The central message of Haley’s first presidential campaign ad, then, isn’t that America is perfect, but rather that her political principles—liberty, equality, individualism, and merit—allow it to come closer to perfection than any other nation in history. Our politics haven’t always lived up to those principles (as history can attest), but they did help make it possible for a Punjabi woman to be elected governor of the first state to secede from the Union in defense of slavery.

As political scientist Samuel Huntington noted, lapses between America’s political principles and its political institutions and practices are inevitable. In his 1981 book American Politics: The Promise of Disharmony, Huntington described such lapses as “a continuing central phenomenon of American politics in a way that is true of no other state.” America’s one-of-a-kind promise of liberty and equality for her citizens requires all of us to use our freedom in a moral way, and as imperfect human beings, we sometimes don’t. But that doesn’t mean we should give up on America’s promise.

When Huntington wrote American Politics 42 years ago, he observed that most Americans didn’t want to give up on those principles: “Almost everyone agrees that the United States was conceived in terms of certain political ideals and inspired by the promise or dream of liberty and equality. These political ideals are central to American national identity and have played a critical role in shaping American political evolution and development.”

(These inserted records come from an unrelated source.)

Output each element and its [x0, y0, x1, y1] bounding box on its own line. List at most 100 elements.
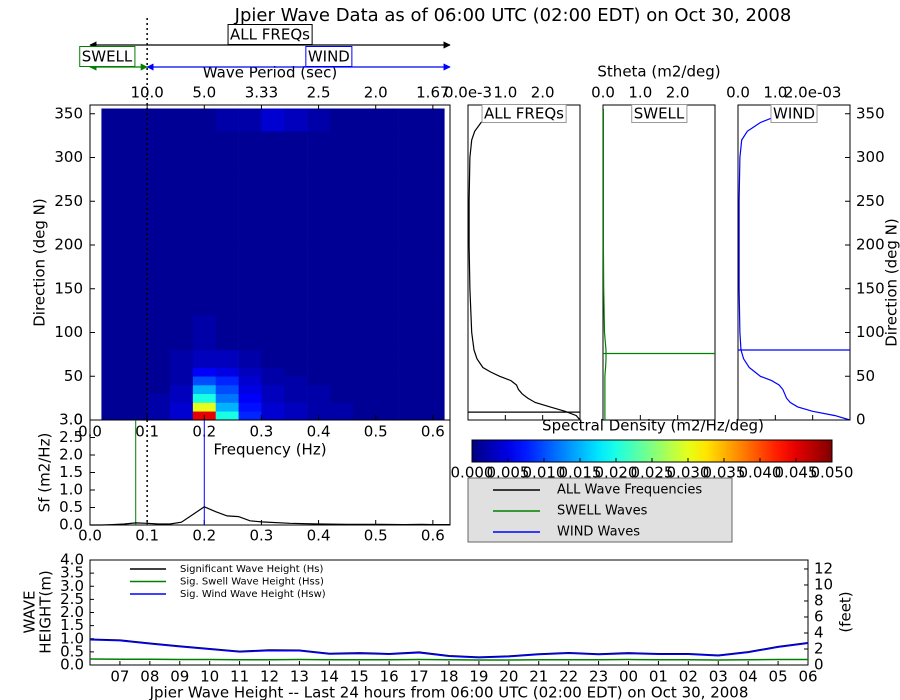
- heatmap-cell: [147, 245, 171, 316]
- x-tick-label: 1.0: [493, 84, 517, 102]
- heatmap-cell: [147, 411, 171, 421]
- heatmap-cell: [398, 393, 422, 403]
- heatmap-cell: [170, 108, 194, 132]
- x-tick-label: 10: [200, 668, 219, 686]
- heatmap-cell: [170, 367, 194, 377]
- heatmap-cell: [330, 245, 354, 316]
- heatmap-cell: [170, 385, 194, 395]
- heatmap-cell: [238, 411, 262, 421]
- heatmap-cell: [284, 367, 308, 377]
- heatmap-cell: [215, 367, 239, 377]
- heatmap-cell: [421, 131, 445, 176]
- x-axis-label: Frequency (Hz): [213, 441, 326, 459]
- heatmap-cell: [261, 175, 285, 246]
- colorbar-label: Spectral Density (m2/Hz/deg): [542, 417, 764, 435]
- heatmap-cell: [238, 108, 262, 132]
- y-axis-label: Sf (m2/Hz): [36, 433, 54, 513]
- colorbar-tick-label: 0.015: [559, 464, 602, 482]
- heatmap-cell: [330, 411, 354, 421]
- x-tick-label: 23: [589, 668, 608, 686]
- heatmap-cell: [170, 350, 194, 368]
- x2-tick-label: 2.0: [364, 84, 388, 102]
- y-tick-label: 0.0: [60, 656, 84, 674]
- heatmap-cell: [215, 108, 239, 132]
- x-tick-label: 08: [140, 668, 159, 686]
- x-tick-label: 0.0e-3: [444, 84, 492, 102]
- y-tick-label: 0: [856, 411, 866, 429]
- heatmap-cell: [284, 108, 308, 132]
- colorbar-tick-label: 0.030: [667, 464, 710, 482]
- heatmap-cell: [192, 385, 217, 395]
- heatmap-cell: [307, 350, 331, 368]
- heatmap-cell: [192, 131, 217, 176]
- heatmap-cell: [101, 376, 125, 386]
- heatmap-cell: [170, 175, 194, 246]
- heatmap-cell: [215, 245, 239, 316]
- colorbar-tick-label: 0.025: [631, 464, 674, 482]
- y-tick-label: 0: [73, 411, 83, 429]
- heatmap-cell: [421, 367, 445, 377]
- heatmap-cell: [261, 108, 285, 132]
- heatmap-cell: [330, 367, 354, 377]
- heatmap-cell: [421, 315, 445, 351]
- heatmap-cell: [147, 131, 171, 176]
- heatmap-cell: [375, 108, 399, 132]
- y-tick-label: 250: [856, 192, 885, 210]
- heatmap-cell: [330, 376, 354, 386]
- heatmap-cell: [284, 315, 308, 351]
- heatmap-cell: [352, 175, 377, 246]
- colorbar-tick-label: 0.005: [487, 464, 530, 482]
- y2-tick-label: 0: [814, 656, 824, 674]
- heatmap-cell: [261, 402, 285, 412]
- y-axis-label: WAVE: [21, 590, 39, 633]
- x-tick-label: 2.0e-03: [784, 84, 842, 102]
- heatmap-cell: [284, 350, 308, 368]
- x-tick-label: 1.0: [628, 84, 652, 102]
- heatmap-cell: [398, 315, 422, 351]
- x-tick-label: 0.4: [307, 527, 331, 545]
- heatmap-cell: [421, 376, 445, 386]
- x-tick-label: 0.5: [364, 423, 388, 441]
- heatmap-cell: [147, 175, 171, 246]
- heatmap-cell: [261, 245, 285, 316]
- band-label-box: [227, 24, 313, 45]
- x-tick-label: 09: [170, 668, 189, 686]
- colorbar-tick-label: 0.000: [451, 464, 494, 482]
- y-tick-label: 1.0: [59, 481, 83, 499]
- panel-label-box: [770, 104, 818, 123]
- heatmap-cell: [284, 402, 308, 412]
- y-tick-label: 300: [54, 148, 83, 166]
- height-line: [89, 658, 808, 661]
- heatmap-cell: [330, 402, 354, 412]
- heatmap-cell: [147, 315, 171, 351]
- stheta-curve: [468, 108, 581, 421]
- x-tick-label: 03: [709, 668, 728, 686]
- heatmap-cell: [147, 385, 171, 395]
- y-tick-label: 2.0: [60, 603, 84, 621]
- x-tick-label: 0.6: [421, 527, 445, 545]
- y-tick-label: 3.5: [60, 564, 84, 582]
- sf-curve: [90, 506, 450, 526]
- heatmap-cell: [421, 350, 445, 368]
- x2-tick-label: 1.67: [416, 84, 449, 102]
- x-axis-label: Stheta (m2/deg): [597, 63, 720, 81]
- colorbar-tick-label: 0.045: [775, 464, 818, 482]
- y-tick-label: 2.5: [59, 428, 83, 446]
- legend-label: ALL Wave Frequencies: [557, 483, 702, 498]
- x-tick-label: 0.1: [135, 527, 159, 545]
- x-tick-label: 17: [410, 668, 429, 686]
- x-tick-label: 04: [739, 668, 758, 686]
- x-tick-label: 0.4: [307, 423, 331, 441]
- x-tick-label: 06: [798, 668, 817, 686]
- y-tick-label: 350: [856, 104, 885, 122]
- heatmap-cell: [124, 245, 148, 316]
- x-tick-label: 13: [290, 668, 309, 686]
- heatmap-cell: [261, 131, 285, 176]
- heatmap-cell: [261, 393, 285, 403]
- x-tick-label: 0.2: [192, 527, 216, 545]
- heatmap-cell: [124, 402, 148, 412]
- heatmap-cell: [261, 367, 285, 377]
- heatmap-cell: [261, 350, 285, 368]
- heatmap-cell: [101, 367, 125, 377]
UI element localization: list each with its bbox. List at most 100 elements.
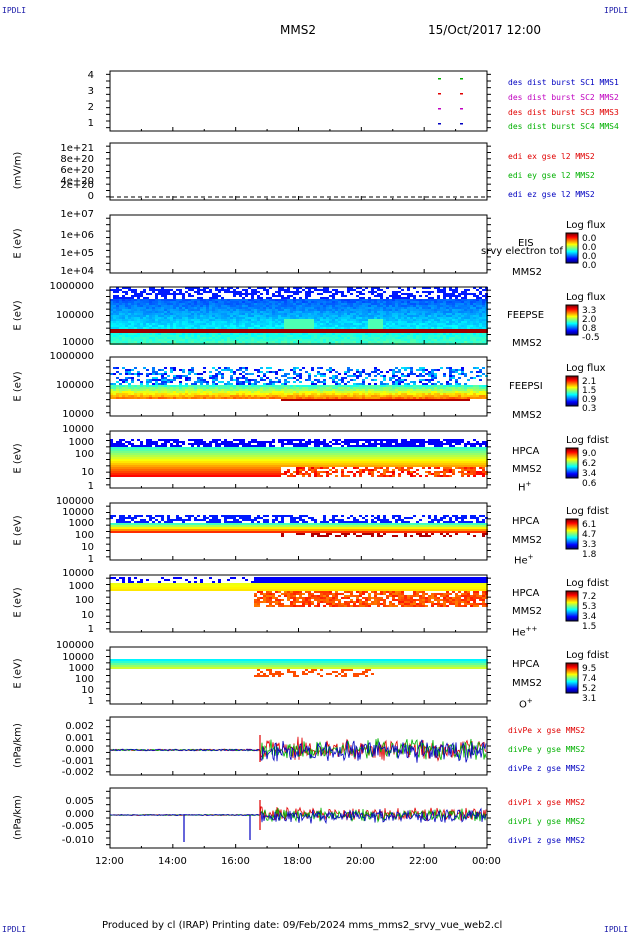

But commitment to those ideals is much less firm today, at least among race essentialists like Ali, Hannah-Jones, and Goldberg. In response to Haley’s statement, in a presidential campaign speech—“Take it from me, the first minority female governor in history: America is not a racist country”—Hannah-Jones tweeted, for example: “One could argue that being the first and only ‘minority female governor’ in the history of this nation demonstrates the opposite.”

Of course, Haley isn’t the only minority individual in politics today who believes in the promise of America even after living through moments when this promise was broken. In his Republican response to President Biden’s 2021 economic address, South Carolina senator Tim Scott described America as “the greatest country on earth,” despite its flaws, because it is a country whose principles, when upheld, allowed Scott’s grandfather to see “his family go from cotton to Congress in one lifetime.” For this reason, Scott said, “I am confident that our finest hour is still to come. Original sin is never the end of the story, not for our souls, and not for our nation. The real story is always redemption.”

Another leader who believed that America’s story, particularly for minorities, was one not of condemnation but of redemption was Martin Luther King Jr., who said:

When the architects of our republic wrote the magnificent words of the Constitution and the Declaration of Independence, they were signing a promissory note to which every American was to fall heir. This note was a promise that all men—yes, black men as well as white men—would be guaranteed the unalienable rights of life, liberty, and the pursuit of happiness.

It is obvious that America has defaulted on this promissory note insofar as her citizens of color are concerned. . . . But we refuse to believe that the bank of justice is bankrupt.

Haley and Scott aren’t denying that America has failed to live up to its ideals in times past. They’re just saying, as King did in 1963, that our response to these failures shouldn’t be to toss the ideals aside, as many on the political left would like us to do, but instead to strive harder to meet them.

“Even on our worst day,” Haley says in her campaign ad, “we are blessed to live in America.” She’s right.